Similarly, Chandler and Fleming commiserated in their mutual cups over what bores their protagonists had become. In McDermid’s case, she has repeatedly demonstrated that the books that do not feature her criminal profiler Tony Hill are among her best work – but the new novel, Splinter the Silence, has the unhappy Hill centre stage again. Does McDermid still feel the need to keep his synapses firing, or has an editor pleaded: “Another Tony Hill, Val - please

But who cares about the rationale? That’s between McDermid and her publisher; this is McDermid at something close to her best. On the surface, Splinter the Silence is a tough crime thriller with an unusual depth of incident and characterisation. Hill is looking into a series of suicides among women who were victims of cruel online bullying. But is there more to the deaths than there appears? And is Hill on the trail of yet another serial killer? His erstwhile colleague, ex-DCI Carol Jordan, still has her own problems, but is soon locked in with Hill on a case that brings out their very best – at considerable personal cost.
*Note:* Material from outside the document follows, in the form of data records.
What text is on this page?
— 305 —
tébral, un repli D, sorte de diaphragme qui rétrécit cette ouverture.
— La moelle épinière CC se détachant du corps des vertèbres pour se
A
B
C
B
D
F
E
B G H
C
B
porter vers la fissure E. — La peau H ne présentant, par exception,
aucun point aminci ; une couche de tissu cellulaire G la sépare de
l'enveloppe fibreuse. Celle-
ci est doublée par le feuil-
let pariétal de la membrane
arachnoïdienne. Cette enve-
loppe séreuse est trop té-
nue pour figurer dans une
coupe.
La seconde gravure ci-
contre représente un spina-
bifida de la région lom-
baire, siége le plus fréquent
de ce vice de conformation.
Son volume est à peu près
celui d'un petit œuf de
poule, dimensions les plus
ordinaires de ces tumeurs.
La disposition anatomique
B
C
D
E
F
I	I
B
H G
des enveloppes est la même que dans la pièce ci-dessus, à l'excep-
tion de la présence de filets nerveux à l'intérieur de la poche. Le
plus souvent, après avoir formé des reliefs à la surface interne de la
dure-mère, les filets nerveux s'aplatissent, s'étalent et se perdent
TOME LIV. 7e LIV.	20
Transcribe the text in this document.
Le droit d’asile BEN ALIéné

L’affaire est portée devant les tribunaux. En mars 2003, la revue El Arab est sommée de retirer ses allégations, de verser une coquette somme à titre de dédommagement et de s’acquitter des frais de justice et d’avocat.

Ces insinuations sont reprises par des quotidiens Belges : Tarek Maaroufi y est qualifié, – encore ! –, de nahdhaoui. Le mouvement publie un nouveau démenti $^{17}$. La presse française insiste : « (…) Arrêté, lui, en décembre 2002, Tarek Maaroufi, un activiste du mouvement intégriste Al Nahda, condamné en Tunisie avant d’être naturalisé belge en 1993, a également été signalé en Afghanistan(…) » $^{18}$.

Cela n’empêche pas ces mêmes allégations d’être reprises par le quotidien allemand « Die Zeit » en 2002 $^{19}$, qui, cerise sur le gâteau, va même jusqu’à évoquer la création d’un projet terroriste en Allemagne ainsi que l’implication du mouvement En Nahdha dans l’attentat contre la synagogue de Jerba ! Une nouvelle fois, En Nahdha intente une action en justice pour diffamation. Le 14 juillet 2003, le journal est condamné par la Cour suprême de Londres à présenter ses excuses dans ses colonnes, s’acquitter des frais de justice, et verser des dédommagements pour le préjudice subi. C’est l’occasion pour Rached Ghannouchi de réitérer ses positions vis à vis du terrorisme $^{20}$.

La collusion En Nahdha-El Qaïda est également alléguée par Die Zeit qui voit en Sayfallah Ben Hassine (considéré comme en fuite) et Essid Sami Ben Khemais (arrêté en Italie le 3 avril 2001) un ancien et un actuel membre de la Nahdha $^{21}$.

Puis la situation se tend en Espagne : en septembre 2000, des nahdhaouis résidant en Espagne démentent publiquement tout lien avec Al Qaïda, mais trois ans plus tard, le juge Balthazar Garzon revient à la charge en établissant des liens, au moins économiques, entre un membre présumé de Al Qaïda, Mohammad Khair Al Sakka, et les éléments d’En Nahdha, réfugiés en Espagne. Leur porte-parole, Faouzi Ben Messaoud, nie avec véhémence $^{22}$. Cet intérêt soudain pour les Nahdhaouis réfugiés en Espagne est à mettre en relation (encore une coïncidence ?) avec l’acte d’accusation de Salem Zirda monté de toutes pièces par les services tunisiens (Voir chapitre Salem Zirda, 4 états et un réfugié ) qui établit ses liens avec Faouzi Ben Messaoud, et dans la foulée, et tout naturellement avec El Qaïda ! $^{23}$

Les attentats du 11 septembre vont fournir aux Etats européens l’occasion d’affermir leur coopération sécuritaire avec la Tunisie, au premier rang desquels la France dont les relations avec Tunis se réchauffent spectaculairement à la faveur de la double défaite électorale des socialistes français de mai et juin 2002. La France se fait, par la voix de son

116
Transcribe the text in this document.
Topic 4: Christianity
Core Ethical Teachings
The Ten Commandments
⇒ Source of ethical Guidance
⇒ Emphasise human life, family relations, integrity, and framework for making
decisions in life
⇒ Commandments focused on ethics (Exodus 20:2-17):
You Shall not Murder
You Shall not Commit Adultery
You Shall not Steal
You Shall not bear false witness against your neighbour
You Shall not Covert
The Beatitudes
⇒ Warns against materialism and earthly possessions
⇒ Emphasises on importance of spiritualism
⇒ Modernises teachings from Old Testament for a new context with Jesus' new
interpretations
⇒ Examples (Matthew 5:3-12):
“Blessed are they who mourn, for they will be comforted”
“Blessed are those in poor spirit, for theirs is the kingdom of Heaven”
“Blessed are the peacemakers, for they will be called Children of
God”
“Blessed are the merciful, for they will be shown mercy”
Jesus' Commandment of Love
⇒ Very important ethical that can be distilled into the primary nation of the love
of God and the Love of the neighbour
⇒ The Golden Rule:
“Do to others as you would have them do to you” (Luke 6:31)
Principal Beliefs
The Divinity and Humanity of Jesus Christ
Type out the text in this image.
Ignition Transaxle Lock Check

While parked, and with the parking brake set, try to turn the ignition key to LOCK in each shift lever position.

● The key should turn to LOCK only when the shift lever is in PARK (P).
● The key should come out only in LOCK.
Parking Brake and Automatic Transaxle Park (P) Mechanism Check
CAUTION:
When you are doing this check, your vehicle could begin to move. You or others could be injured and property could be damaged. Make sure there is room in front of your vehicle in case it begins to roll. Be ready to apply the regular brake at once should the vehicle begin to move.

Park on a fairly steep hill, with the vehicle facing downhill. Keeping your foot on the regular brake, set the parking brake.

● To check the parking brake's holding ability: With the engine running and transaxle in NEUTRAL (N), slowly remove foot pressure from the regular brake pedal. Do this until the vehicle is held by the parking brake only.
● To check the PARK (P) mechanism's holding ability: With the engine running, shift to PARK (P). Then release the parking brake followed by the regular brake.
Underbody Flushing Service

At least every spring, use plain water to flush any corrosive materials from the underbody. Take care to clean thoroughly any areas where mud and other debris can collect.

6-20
The elements here are ones we’ve seen before, but this is no simple crime narrative. Yes, we have the briefing, the protagonists’ personal problems, the walk-on characters, the acute sense of locale that is a McDermid speciality. But the convergence of these elements, moving inexorably towards the vertiginous climax, provides the frisson. Once again, it is interesting to note that, like her late colleagues PD James and Ruth Rendell (whose dual mantle as the British Queen of Crime Fife-born McDermid has inherited), she is more concerned with her male characters than her women: Hill, as ever, is more complex than his cohort Jordan, however many problems McDermid heaps upon her – though the feminist underpinnings here are significant. And if the thought of another serial killer makes your heart sink, be aware that McDermid’s 29th novel proves she has not lost an iota of her expertise.